Weakness of the opponens pollicis and APB muscles, which may be caused by CTS, can be compensated for by other synergist muscles, and thus CTS may not have a significant effect on gross grip strength and lateral grip strength. However, tip-to-tip pinch strength is mostly generated by the thenar muscles and is a more useful measurement in demonstrating motor involvement associated with CTS (19). In our study, intergroup comparison of pinch-grip strength showed a significant decrease in individuals with severe CTS compared with those in milder categories. The results of our study are consistent with previous studies (28, 29). Atalay et al. (29) evaluated a cohort of 99 individuals, divided participants based on EMG-defined severity levels: mild, moderate, and severe, and identified notable differences between the severe CTS subgroup and the others in terms of tip pinch strength. Keskin et al. (28) ssessed the hands of 106 individuals with CTS categorized into three EMG-based subgroups. They found that patients with advanced CTS had significantly decreased pinch grip strength compared with the moderate and mild CTS groups. Moreover, they reported that pinch grip strength was moderately correlated with DML, and that grip strength decreased with increasing motor latency.
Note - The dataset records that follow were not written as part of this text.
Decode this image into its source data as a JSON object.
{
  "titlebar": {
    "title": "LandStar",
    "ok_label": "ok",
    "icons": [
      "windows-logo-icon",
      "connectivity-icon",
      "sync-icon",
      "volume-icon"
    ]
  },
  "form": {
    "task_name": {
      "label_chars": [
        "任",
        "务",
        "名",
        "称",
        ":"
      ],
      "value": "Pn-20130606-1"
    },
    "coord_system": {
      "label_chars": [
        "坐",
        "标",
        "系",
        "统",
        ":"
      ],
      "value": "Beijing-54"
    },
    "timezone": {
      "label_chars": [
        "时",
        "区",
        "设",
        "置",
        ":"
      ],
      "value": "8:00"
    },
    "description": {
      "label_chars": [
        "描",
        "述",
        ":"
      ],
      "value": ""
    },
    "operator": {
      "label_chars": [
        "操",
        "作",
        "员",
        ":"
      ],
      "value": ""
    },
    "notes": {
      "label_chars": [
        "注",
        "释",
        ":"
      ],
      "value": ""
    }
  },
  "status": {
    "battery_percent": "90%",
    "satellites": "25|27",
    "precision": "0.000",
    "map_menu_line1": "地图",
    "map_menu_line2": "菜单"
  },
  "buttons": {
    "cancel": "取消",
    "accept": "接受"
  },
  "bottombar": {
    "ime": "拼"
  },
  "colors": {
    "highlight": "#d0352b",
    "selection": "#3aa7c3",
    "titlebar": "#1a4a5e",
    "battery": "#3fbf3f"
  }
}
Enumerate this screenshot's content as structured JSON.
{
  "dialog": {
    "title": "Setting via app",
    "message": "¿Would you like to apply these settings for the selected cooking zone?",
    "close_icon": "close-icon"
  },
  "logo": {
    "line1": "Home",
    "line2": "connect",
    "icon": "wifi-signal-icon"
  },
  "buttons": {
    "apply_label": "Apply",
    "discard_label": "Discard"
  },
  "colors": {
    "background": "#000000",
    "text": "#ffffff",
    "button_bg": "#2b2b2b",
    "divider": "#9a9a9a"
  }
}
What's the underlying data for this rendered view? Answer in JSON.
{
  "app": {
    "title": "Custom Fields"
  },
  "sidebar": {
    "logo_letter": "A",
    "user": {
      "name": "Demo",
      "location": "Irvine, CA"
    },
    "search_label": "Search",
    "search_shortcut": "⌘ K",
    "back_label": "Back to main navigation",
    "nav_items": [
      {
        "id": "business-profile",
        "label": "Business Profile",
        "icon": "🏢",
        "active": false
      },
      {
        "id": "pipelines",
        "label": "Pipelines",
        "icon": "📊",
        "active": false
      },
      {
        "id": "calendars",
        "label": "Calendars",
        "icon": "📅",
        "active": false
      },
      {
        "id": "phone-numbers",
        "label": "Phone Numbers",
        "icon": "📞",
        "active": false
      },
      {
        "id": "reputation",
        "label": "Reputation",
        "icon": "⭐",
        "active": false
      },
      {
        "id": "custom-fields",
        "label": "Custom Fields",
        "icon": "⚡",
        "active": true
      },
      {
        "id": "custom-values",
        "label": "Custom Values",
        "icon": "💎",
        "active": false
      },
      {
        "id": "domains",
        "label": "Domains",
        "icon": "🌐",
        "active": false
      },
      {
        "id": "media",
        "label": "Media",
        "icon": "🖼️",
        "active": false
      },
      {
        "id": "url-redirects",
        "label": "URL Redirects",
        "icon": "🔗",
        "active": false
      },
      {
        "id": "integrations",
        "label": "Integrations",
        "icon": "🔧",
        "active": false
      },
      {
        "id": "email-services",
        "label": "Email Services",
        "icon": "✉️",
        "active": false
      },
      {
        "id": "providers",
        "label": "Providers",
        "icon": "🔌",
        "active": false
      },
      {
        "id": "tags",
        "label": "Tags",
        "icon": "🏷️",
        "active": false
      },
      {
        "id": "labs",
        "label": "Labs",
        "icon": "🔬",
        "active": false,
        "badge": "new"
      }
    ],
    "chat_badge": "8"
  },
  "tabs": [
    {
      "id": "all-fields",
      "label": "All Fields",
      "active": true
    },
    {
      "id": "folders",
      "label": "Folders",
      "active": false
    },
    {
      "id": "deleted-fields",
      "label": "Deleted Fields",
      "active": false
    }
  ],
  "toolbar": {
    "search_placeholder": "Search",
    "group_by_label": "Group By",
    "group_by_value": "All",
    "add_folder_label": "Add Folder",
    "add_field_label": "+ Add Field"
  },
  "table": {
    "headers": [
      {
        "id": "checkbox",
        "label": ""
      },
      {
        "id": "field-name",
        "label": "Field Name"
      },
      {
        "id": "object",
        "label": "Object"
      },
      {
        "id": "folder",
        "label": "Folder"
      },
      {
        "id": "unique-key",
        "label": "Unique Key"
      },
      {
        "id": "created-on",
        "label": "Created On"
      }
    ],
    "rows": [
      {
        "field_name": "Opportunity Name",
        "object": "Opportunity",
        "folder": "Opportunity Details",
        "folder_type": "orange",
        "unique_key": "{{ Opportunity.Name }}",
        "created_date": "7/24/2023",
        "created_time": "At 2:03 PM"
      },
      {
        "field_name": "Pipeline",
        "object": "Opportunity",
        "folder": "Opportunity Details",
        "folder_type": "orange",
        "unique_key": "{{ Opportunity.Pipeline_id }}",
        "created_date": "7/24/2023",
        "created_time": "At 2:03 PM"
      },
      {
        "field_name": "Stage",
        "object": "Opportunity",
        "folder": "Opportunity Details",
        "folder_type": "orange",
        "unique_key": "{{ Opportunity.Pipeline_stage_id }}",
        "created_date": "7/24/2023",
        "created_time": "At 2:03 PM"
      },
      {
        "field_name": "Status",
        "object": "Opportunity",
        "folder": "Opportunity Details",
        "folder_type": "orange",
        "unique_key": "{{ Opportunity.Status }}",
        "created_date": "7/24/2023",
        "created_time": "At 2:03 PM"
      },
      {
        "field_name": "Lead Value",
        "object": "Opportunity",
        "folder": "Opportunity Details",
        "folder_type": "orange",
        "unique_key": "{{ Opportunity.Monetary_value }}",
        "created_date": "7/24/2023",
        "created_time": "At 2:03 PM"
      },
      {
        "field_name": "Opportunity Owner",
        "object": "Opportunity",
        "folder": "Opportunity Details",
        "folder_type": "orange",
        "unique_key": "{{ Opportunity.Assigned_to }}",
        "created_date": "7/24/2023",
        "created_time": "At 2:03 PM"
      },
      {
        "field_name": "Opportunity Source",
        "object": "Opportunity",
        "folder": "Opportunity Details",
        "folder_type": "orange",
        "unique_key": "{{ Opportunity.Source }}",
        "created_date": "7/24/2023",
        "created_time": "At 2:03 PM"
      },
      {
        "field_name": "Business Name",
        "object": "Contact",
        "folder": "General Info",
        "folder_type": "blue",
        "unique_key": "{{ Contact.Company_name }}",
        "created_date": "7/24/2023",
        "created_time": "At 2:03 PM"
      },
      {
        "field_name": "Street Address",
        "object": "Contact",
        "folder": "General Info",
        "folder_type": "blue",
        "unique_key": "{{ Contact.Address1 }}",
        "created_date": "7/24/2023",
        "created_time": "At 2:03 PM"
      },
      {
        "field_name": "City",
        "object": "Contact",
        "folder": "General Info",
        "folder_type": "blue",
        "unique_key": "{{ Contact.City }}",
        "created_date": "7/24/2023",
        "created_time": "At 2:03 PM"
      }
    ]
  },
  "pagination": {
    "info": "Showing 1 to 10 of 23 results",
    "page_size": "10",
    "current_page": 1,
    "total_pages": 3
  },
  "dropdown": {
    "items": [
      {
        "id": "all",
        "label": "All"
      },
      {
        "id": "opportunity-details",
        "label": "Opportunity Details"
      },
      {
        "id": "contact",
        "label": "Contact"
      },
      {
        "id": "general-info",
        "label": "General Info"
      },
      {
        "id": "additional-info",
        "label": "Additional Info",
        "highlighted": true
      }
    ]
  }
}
US is widely used in the evaluation of CTS-related structural changes (30). However, publications on the use of ultrasound for diagnostic purposes in CTS have primarily focused on measuring CSA in the median nerve. ur results indicate that APB muscle changes associated with median nerve entrapment can be detected by ultrasound and appear to relate to EMG-defined severity; Lee et al. (17) suggested that APB muscle CSA and thickness could be used in the diagnosis of CTS; however, they did not propose any cut off value. Ultrasonographic changes in the APB muscle appear to parallel electrophysiologically defined motor involvement in CTS. These findings should be interpreted as descriptive associations rather than indicators of diagnostic accuracy.
Study Limitations
This study has a number of limitations. First, since our study only included female patients, the results cannot be generalized to the whole population. Patients included in the study and classified as normal were referred from the outpatient clinic to the electrophysiology laboratory, and thus were already symptomatic. Although EMG results were negative in these patients, EMG and NCS may be negative in some patients with CTS. Because patients were grouped by disease severity, demographic homogeneity between groups could not be achieved.
Conclusion
The thickness and CSA of the APB muscle decline in parallel with increasing CTS severity. Similarly, pinch grip strength diminishes as the condition progresses. Among individuals diagnosed with CTS, both APB muscle thickness and CSA demonstrated meaningful associations with sensory and motor conduction parameters, including latency, amplitude, and velocity, as assessed via NCS.
In summary, this study indicates that quantitative ultrasonographic evaluation of the APB muscle can serve as an indicator of CTS-related thenar muscle alterations, reflecting disease severity.